Another option and the least favorable option is to cash out. This is also known as "Early Distribution". This option puts money in your pocket right away but at a big cost to your long term financial future. You'll pay 10% early withdrawal penalty. You'll also pay federal taxes, state income taxes, social security taxes and Medicare taxes. On top of everything, final distribution amount will be treated as ordinary income and will be added to your gross income at the end of the year for calculating federal and state income tax. You may also lose the potential value of future earnings. If distribution amount is substantial, it may even put you in a higher tax bracket causing you more financial pain.
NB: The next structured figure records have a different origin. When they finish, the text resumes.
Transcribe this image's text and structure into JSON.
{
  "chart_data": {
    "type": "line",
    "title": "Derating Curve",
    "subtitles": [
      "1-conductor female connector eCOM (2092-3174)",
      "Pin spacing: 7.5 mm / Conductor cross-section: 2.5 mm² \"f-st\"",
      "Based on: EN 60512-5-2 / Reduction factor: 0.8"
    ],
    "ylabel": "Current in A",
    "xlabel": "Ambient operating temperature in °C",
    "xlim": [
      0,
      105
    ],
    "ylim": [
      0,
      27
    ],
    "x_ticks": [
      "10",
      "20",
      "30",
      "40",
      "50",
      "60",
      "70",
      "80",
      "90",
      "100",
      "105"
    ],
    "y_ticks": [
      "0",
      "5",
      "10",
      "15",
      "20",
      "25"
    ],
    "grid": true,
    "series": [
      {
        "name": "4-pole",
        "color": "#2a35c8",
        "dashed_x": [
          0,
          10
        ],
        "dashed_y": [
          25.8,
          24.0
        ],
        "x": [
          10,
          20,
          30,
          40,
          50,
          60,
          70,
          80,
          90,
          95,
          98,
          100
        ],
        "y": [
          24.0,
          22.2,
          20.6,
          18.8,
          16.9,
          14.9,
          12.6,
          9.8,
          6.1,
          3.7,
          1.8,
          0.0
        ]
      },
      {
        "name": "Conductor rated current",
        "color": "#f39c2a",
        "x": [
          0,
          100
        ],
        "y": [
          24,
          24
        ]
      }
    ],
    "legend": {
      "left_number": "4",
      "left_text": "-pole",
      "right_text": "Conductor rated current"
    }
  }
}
If you decide to take a cash distribution, keep in mind that you don't have to cash out the entire account balance. You can take a portion in cash and potentially avoid taxes and penalties by rolling the remainder into another qualified retirement plan. Here are some simple calculations to show you the full financial impact of an early distribution.

Assumptions: Total funds in your old Retirement account = $25,000
Your Tax Filing Status = Married filling jointly. Current Federal Tax Bracket = 25%, State income tax = 7%

Total Retirement Funds 100% $25,000
Early Withdrawal Penalty 10% $2,500
Social Security 6.2% $1,550
Medicare 1.45% $362.50
State Income Tax 7.00% $1,750
Federal Tax 25% $6,250
     
Total Taxes 49.65% 12,412.50
Net Payout 50.35% $12,587.50

It is evident from the data table above that you paid almost 50% of your retirement funds in taxes. On top of everything, the net payout of $12,587 can also put you in a higher(for example, a 28% tax bracket) and that will add to your tax liabilities at the end of the year.
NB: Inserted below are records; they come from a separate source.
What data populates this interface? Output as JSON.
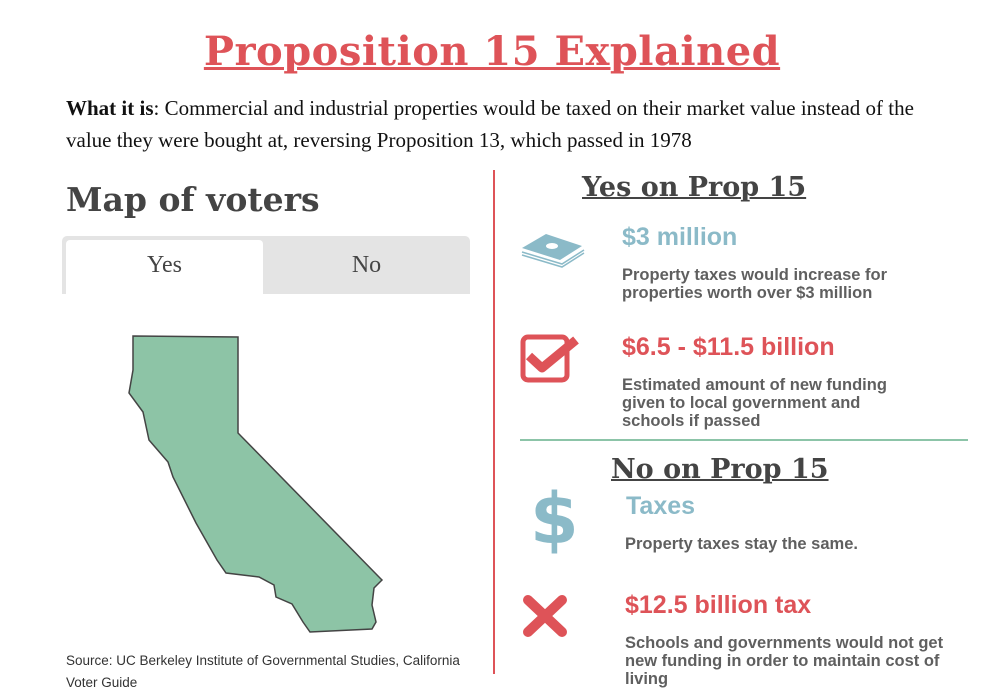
{
  "title": "Proposition 15 Explained",
  "what_it_is": {
    "label": "What it is",
    "text": ": Commercial and industrial properties would be taxed on their market value instead of the value they were bought at, reversing Proposition 13, which passed in 1978"
  },
  "map": {
    "title": "Map of voters",
    "tabs": [
      {
        "label": "Yes",
        "active": true
      },
      {
        "label": "No",
        "active": false
      }
    ],
    "fill_color": "#8dc4a6",
    "source": "Source: UC Berkeley Institute of Governmental Studies, California Voter Guide"
  },
  "yes": {
    "title": "Yes on Prop 15",
    "items": [
      {
        "icon": "money-stack-icon",
        "heading": "$3 million",
        "color": "#8bbac8",
        "desc": "Property taxes would increase for properties worth over $3 million"
      },
      {
        "icon": "checkbox-check-icon",
        "heading": "$6.5 - $11.5 billion",
        "color": "#de5358",
        "desc": "Estimated amount of new funding given to local government and schools if passed"
      }
    ]
  },
  "no": {
    "title": "No on Prop 15",
    "items": [
      {
        "icon": "dollar-sign-icon",
        "heading": "Taxes",
        "color": "#8bbac8",
        "desc": "Property taxes stay the same."
      },
      {
        "icon": "x-mark-icon",
        "heading": "$12.5 billion tax",
        "color": "#de5358",
        "desc": "Schools and governments would not get new funding in order to maintain cost of living"
      }
    ]
  }
}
Health Saving Account (HSA) and Flexible Spending Account (FSA)

These accounts offer same tax advantages as 401(k) or IRA accounts. Money deposited to these accounts in deducted at a pre-tax basis giving you almost 30-40% tax break. Due to the tax deferred nature of these accounts, if you change jobs, you should pay close attention to these accounts. If you were enrolled in HDHP plan with HSA, you can transfer your HSA account to any bank you would like. Money deposited in HSA is your money and you can take it with you. Only exception would be employer contribution, if any. Employer contribution may be subjected to some terms and conditions that you must meet in order to claim that money. If your new employer offers HDHP health plan, you can rollover your old HSA funds to your new HSA account. If they don't, you can put it in any HSA stand alone account and continue to use it for healthcare related expenses. Flexible spending and Dependent care accounts are pre-tax dollars as well but you must incur qualified expenses by Dec 31st or you lose it to federal government. However, you have until April 30th, to submit claims for the priory year qualified expense.

You should also contact human resources department at your previous employer to cash out any unused vacation time that you may have had. Remember, most employers allow you to only accumulated up to a certain amount of PTO and sometimes PTO that is allowed to be paid out is even less than that. So before you leave your job, make sure you know the rules about unused PTO.